O TRE decidiu que a nova totalização dos votos vai ser feita com base numa resolução do TSE, que estabelece uma comissão já criada para esse fim, composta pelos juízes Roberto Veloso e José Acélio Correia e pelo desembargador Batista Machado. Eles têm três dias para fazer o trabalho e haverá um prazo de dois dias para contestação dos resultados pelos partidos.
O trabalho da comissão do TRE será o de apurar os votos, incluindo-se os brancos, nulos e aqueles dados a Mão Santa, anulados pelo TSE. Há um entendimento de que se a soma dos votos dados ao senador Hugo Napoleão for inferior à de votos nulos e branco, seria necessária a convocação de uma nova eleição. O procurador eleitoral Tranvanvan Feitosa, porém, disse durante a sessão que ''a diplomação da chapa segunda colocada no pleito é absolutamente irreversível''.
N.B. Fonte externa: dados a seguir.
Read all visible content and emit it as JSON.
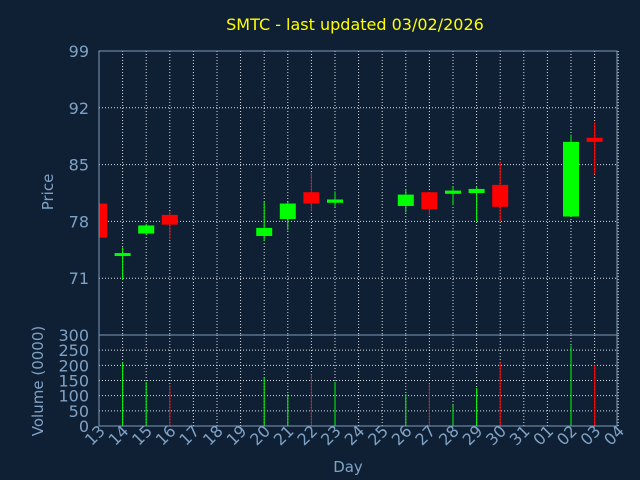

O procurador reclamou dos prazos longos para o trabalho, pois acha que se vai levar pelo menos uma semana até que se tenha o resultado da nova totalização, ''porque bastariam dois toques no teclado de um computador para obtermos esses resultados''. Mas o corregedor eleitoral, Batista Machado, quer que seja feita a nova totalização de votos, ''para que não voltemos a errar outra vez''.
Antes das discussões que tomaram toda a manhã, o TRE decidiu comunicar a vacância do cargo, determinando a posse do presidente da Assembléia Legislativa, deputado Kleber Eulálio (PMDB), como governador interino. Eulálio assumiu o governo às 9h25, mais de 48 horas depois da cassação de Francisco Moraes, o Mão Santa, e ontem já despachava no Palácio de Karnak, sede do governo estadual.
O novo governador manteve todos os secretários do governador cassado. Entre os que permanecem nos seus cargos estão a mulher do ex-governador, Adalgisa Moraes Souza, o filho, Francisco Moraes Júnior, o Mão Santinha, e o irmão, Paulo de Tarso Moraes Souza, secretários de Serviço Social, Gabinete Civil e Fazenda. Dois cunhados de Mão Santa, Paulo Aírton e Alcindo Queiroz, foram mantidos nos cargos de presidente do Instituto de Previdência do Estado (Iapep) e na diretoria-geral do Detran.